AI and analytics trends are shaping the companies’ operations, embedding data-driven decision making, to deliver promised business resilience.
Global businesses are quickly evolving into something that they could have never anticipated before COVID-19. Enterprises are realizing the importance of building intelligence-based capabilities to prepare for, sense, and respond to upcoming disruption. They are, today reassessing their use of AI and analytics to ensure that the businesses are resilient enough to endure further shock from such future black swan events.
The ability to collect, organize, analyze, and react to data will be the new differentiator in business operation. The radical changes in personal, professional, and societal routines have resulted in unparalleled shifts in consumer behavior. Consequently, the historical data that fed many of the analytical models have quickly become outdated, incomplete, and unsound, even obsolete.
Organizations will look forward to conducting model and data audits to identify weaknesses and errors in operational, financial, and risk areas. Sustaining this will have a new emphasis on data governance. Enterprises must take a forensic approach to the real-time data capture across all formats and forms, both externally and internally. Cloud computing allows data to be verified and stored securely while being available across multiple zones for deep insights and analysis.
Analytics led operations
Before the pandemic, there was a frequent disconnect between an organization’s analytics and its strategic priorities. Now, the non-digital-native firms must put analytics at the very core of their operations. Time and data will form the backbone of all existing business units, from sales and performance forecasts to supply chain optimization and procurement. To achieve this, organizations will have to develop an analytics-led culture.
Businesses are able to seize the opportunities brought in by digital twins to improve their predictive powers while bringing down the cost of service.
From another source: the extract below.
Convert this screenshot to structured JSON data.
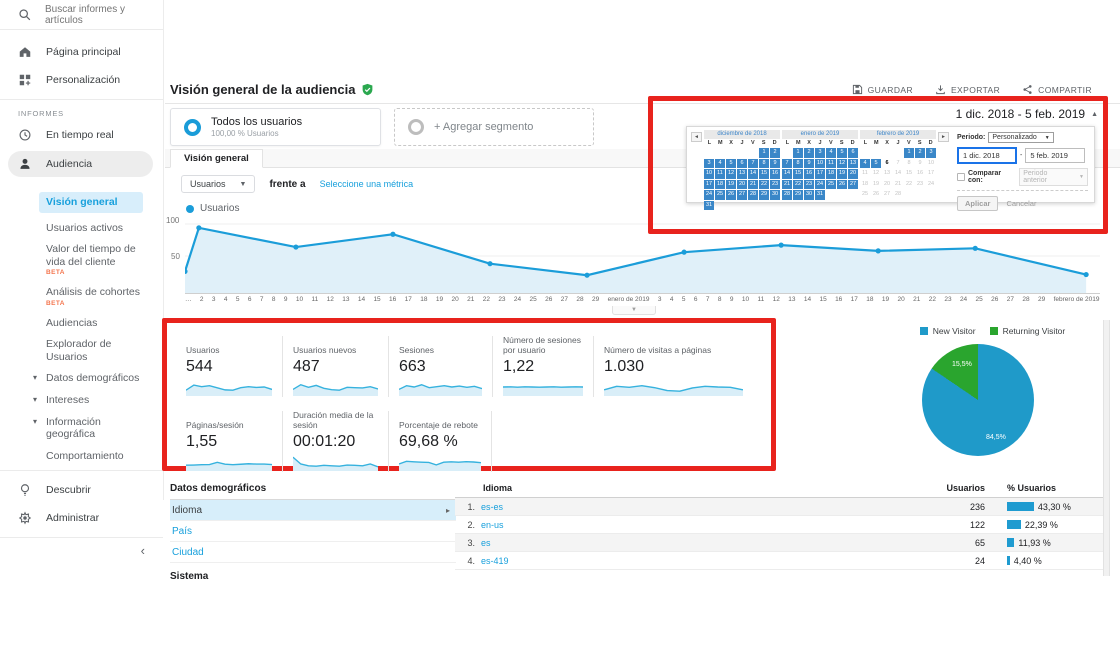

As industries emerge from the pandemic, more organizations will henceforth turn to digital twins of their supply chains to better prepare for unanticipated shocks, and to build a resilient and intelligent ecosystem.
However, with the sudden increase of real-time data from rapid digitization, the adoption of digital twins is expected to grow across supply chains and manufacturing units across modern business operations.
When faced with black swan events, the most calibrated and well-honed models also quickly lose their predictive power. Several organizations are looking to multiply the quantity and diversity of data available by leveraging machine learning techniques to create ‘synthetic’ data for model development. Such vast sets of realistic data can be leveraged to train predictive systems, calculate risk measures, and stress test portfolios. Much of such work is still at the research stage, but industries can expect a growing interest in this area as the world grapples with the impact of unprecedented events like COVID-19.
It is evident that this pandemic has forced business leaders to reassess and reconsider their analytics capabilities to accelerate their digitization journey. In the world ahead, business leaders need to embed data-driven decision making at all levels of their organizations to gain greater resilience and intelligence.